00:00:30 into the scene. Some of the light is directly reflected. What we're looking for are indirect reflections where you shoot a short laser pulse into the scene, the light scatters outside the line of sight of the camera-- We're interested in this multiply scattered light. So as light reflects off the wall, interacts with this unknown object, and then comes back to our sensor, we are actually picking up information

00:00:52 about the geometry of this object that we can't directly observe. These are, at most, a few photons that we're recording, and they don't really resemble the shape of the scene that we're trying to recover-- this hidden scene. So we need to build computational reconstruction methods to try to resolve these shapes that we're looking for.

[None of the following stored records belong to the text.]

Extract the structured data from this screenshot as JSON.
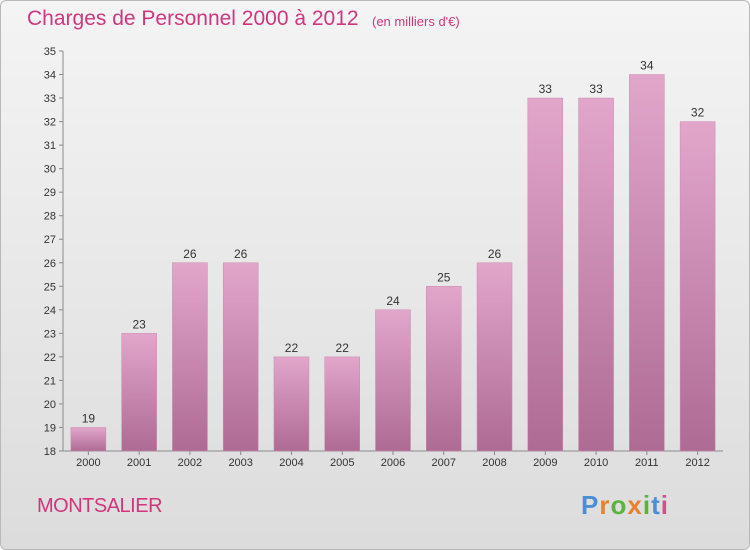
{
  "header": {
    "title": "Charges de Personnel 2000 à 2012",
    "subtitle": "(en milliers d'€)"
  },
  "commune": "MONTSALIER",
  "logo": {
    "letters": [
      "P",
      "r",
      "o",
      "x",
      "i",
      "t",
      "i"
    ],
    "colors": [
      "#4a8fd6",
      "#e8812b",
      "#5bb33f",
      "#e8812b",
      "#5bb33f",
      "#4a8fd6",
      "#d44e8c"
    ]
  },
  "colors": {
    "accent": "#d0367e",
    "bar_top": "#e2a6cb",
    "bar_bottom": "#ae6b94"
  },
  "chart_data": {
    "type": "bar",
    "categories": [
      "2000",
      "2001",
      "2002",
      "2003",
      "2004",
      "2005",
      "2006",
      "2007",
      "2008",
      "2009",
      "2010",
      "2011",
      "2012"
    ],
    "values": [
      19,
      23,
      26,
      26,
      22,
      22,
      24,
      25,
      26,
      33,
      33,
      34,
      32
    ],
    "title": "Charges de Personnel 2000 à 2012",
    "subtitle": "(en milliers d'€)",
    "ylim": [
      18,
      35
    ],
    "yticks": [
      18,
      19,
      20,
      21,
      22,
      23,
      24,
      25,
      26,
      27,
      28,
      29,
      30,
      31,
      32,
      33,
      34,
      35
    ],
    "grid": false,
    "legend": "none"
  }
}
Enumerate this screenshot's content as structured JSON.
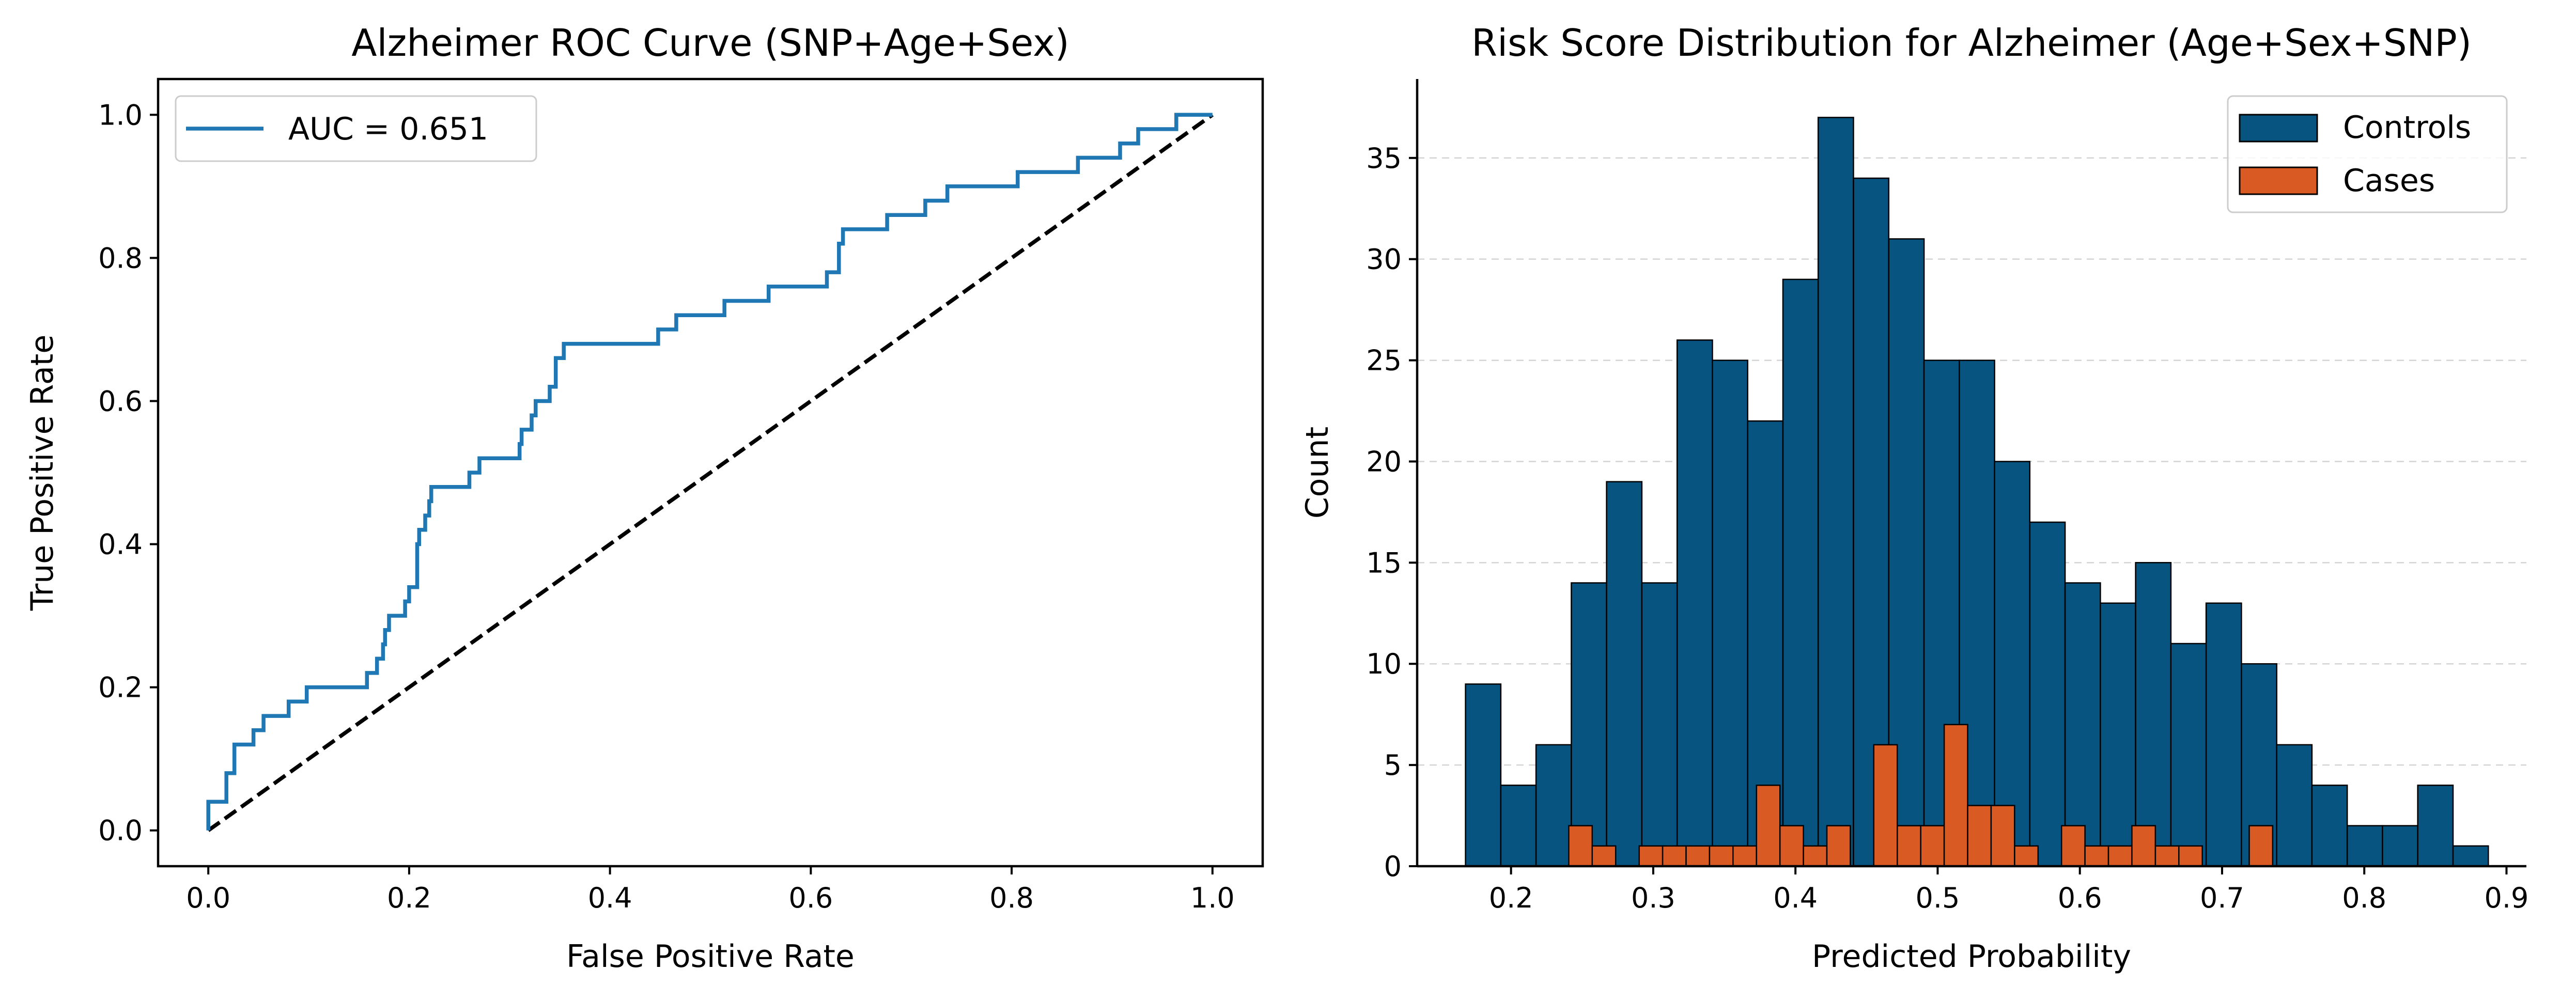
{
  "chart_data": [
    {
      "type": "line",
      "title": "Alzheimer ROC Curve (SNP+Age+Sex)",
      "xlabel": "False Positive Rate",
      "ylabel": "True Positive Rate",
      "xlim": [
        -0.05,
        1.05
      ],
      "ylim": [
        -0.05,
        1.05
      ],
      "xticks": [
        0.0,
        0.2,
        0.4,
        0.6,
        0.8,
        1.0
      ],
      "xtick_labels": [
        "0.0",
        "0.2",
        "0.4",
        "0.6",
        "0.8",
        "1.0"
      ],
      "yticks": [
        0.0,
        0.2,
        0.4,
        0.6,
        0.8,
        1.0
      ],
      "ytick_labels": [
        "0.0",
        "0.2",
        "0.4",
        "0.6",
        "0.8",
        "1.0"
      ],
      "legend_position": "upper-left",
      "spines": "all",
      "series": [
        {
          "name": "AUC = 0.651",
          "color": "#1f77b4",
          "style": "solid",
          "points": [
            [
              0,
              0
            ],
            [
              0,
              0.04
            ],
            [
              0.018,
              0.04
            ],
            [
              0.018,
              0.08
            ],
            [
              0.026,
              0.08
            ],
            [
              0.026,
              0.12
            ],
            [
              0.045,
              0.12
            ],
            [
              0.045,
              0.14
            ],
            [
              0.055,
              0.14
            ],
            [
              0.055,
              0.16
            ],
            [
              0.08,
              0.16
            ],
            [
              0.08,
              0.18
            ],
            [
              0.098,
              0.18
            ],
            [
              0.098,
              0.2
            ],
            [
              0.158,
              0.2
            ],
            [
              0.158,
              0.22
            ],
            [
              0.168,
              0.22
            ],
            [
              0.168,
              0.24
            ],
            [
              0.174,
              0.24
            ],
            [
              0.174,
              0.26
            ],
            [
              0.176,
              0.26
            ],
            [
              0.176,
              0.28
            ],
            [
              0.18,
              0.28
            ],
            [
              0.18,
              0.3
            ],
            [
              0.196,
              0.3
            ],
            [
              0.196,
              0.32
            ],
            [
              0.2,
              0.32
            ],
            [
              0.2,
              0.34
            ],
            [
              0.208,
              0.34
            ],
            [
              0.208,
              0.4
            ],
            [
              0.21,
              0.4
            ],
            [
              0.21,
              0.42
            ],
            [
              0.216,
              0.42
            ],
            [
              0.216,
              0.44
            ],
            [
              0.22,
              0.44
            ],
            [
              0.22,
              0.46
            ],
            [
              0.222,
              0.46
            ],
            [
              0.222,
              0.48
            ],
            [
              0.26,
              0.48
            ],
            [
              0.26,
              0.5
            ],
            [
              0.27,
              0.5
            ],
            [
              0.27,
              0.52
            ],
            [
              0.31,
              0.52
            ],
            [
              0.31,
              0.54
            ],
            [
              0.312,
              0.54
            ],
            [
              0.312,
              0.56
            ],
            [
              0.322,
              0.56
            ],
            [
              0.322,
              0.58
            ],
            [
              0.326,
              0.58
            ],
            [
              0.326,
              0.6
            ],
            [
              0.34,
              0.6
            ],
            [
              0.34,
              0.62
            ],
            [
              0.346,
              0.62
            ],
            [
              0.346,
              0.66
            ],
            [
              0.354,
              0.66
            ],
            [
              0.354,
              0.68
            ],
            [
              0.448,
              0.68
            ],
            [
              0.448,
              0.7
            ],
            [
              0.466,
              0.7
            ],
            [
              0.466,
              0.72
            ],
            [
              0.514,
              0.72
            ],
            [
              0.514,
              0.74
            ],
            [
              0.558,
              0.74
            ],
            [
              0.558,
              0.76
            ],
            [
              0.616,
              0.76
            ],
            [
              0.616,
              0.78
            ],
            [
              0.628,
              0.78
            ],
            [
              0.628,
              0.82
            ],
            [
              0.632,
              0.82
            ],
            [
              0.632,
              0.84
            ],
            [
              0.676,
              0.84
            ],
            [
              0.676,
              0.86
            ],
            [
              0.714,
              0.86
            ],
            [
              0.714,
              0.88
            ],
            [
              0.736,
              0.88
            ],
            [
              0.736,
              0.9
            ],
            [
              0.806,
              0.9
            ],
            [
              0.806,
              0.92
            ],
            [
              0.866,
              0.92
            ],
            [
              0.866,
              0.94
            ],
            [
              0.908,
              0.94
            ],
            [
              0.908,
              0.96
            ],
            [
              0.926,
              0.96
            ],
            [
              0.926,
              0.98
            ],
            [
              0.964,
              0.98
            ],
            [
              0.964,
              1.0
            ],
            [
              1.0,
              1.0
            ]
          ]
        },
        {
          "name": "",
          "color": "#000000",
          "style": "dashed",
          "points": [
            [
              0,
              0
            ],
            [
              1,
              1
            ]
          ]
        }
      ]
    },
    {
      "type": "bar",
      "subtype": "histogram",
      "title": "Risk Score Distribution for Alzheimer (Age+Sex+SNP)",
      "xlabel": "Predicted Probability",
      "ylabel": "Count",
      "xlim": [
        0.134,
        0.914
      ],
      "ylim": [
        0,
        38.9
      ],
      "xticks": [
        0.2,
        0.3,
        0.4,
        0.5,
        0.6,
        0.7,
        0.8,
        0.9
      ],
      "xtick_labels": [
        "0.2",
        "0.3",
        "0.4",
        "0.5",
        "0.6",
        "0.7",
        "0.8",
        "0.9"
      ],
      "yticks": [
        0,
        5,
        10,
        15,
        20,
        25,
        30,
        35
      ],
      "ytick_labels": [
        "0",
        "5",
        "10",
        "15",
        "20",
        "25",
        "30",
        "35"
      ],
      "grid": "y-dashed",
      "legend_position": "upper-right",
      "spines": "left-bottom",
      "series": [
        {
          "name": "Controls",
          "color": "#075481",
          "bin_start": 0.168,
          "bin_width": 0.0248,
          "values": [
            9,
            4,
            6,
            14,
            19,
            14,
            26,
            25,
            22,
            29,
            37,
            34,
            31,
            25,
            25,
            20,
            17,
            14,
            13,
            15,
            11,
            13,
            10,
            6,
            4,
            2,
            2,
            4,
            1
          ]
        },
        {
          "name": "Cases",
          "color": "#d95a23",
          "bin_start": 0.2406,
          "bin_width": 0.0165,
          "values": [
            2,
            1,
            0,
            1,
            1,
            1,
            1,
            1,
            4,
            2,
            1,
            2,
            0,
            6,
            2,
            2,
            7,
            3,
            3,
            1,
            0,
            2,
            1,
            1,
            2,
            1,
            1,
            0,
            0,
            2
          ]
        }
      ]
    }
  ]
}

We found a way to actually do this, a very memory-efficient, computationally-efficient way that drastically lowers

00:01:17 the same amount of resources that's required to actually perform this type of computation. So we go from basically hours to seconds. The applications of no-line-of-sight imaging in general are, of course, in autonomous driving. If your car could look around the corner, it could make decisions probably more reliably, and further ahead of time. A benefit of our algorithm, as well, is that it's compatible with existing scanning LIDAR

00:01:41 systems, so you can conceivably take our algorithm, apply it to these existing systems, and be able to perform this non-line-of-sight imaging. We're also thinking about, for example, rescue scenarios. You can think about microscopy, where you can look at round structures that are very small, or aerial vehicles that could look through foliage or into buildings. So there's a lot of different applications where you want to be able to look outside the line of sight.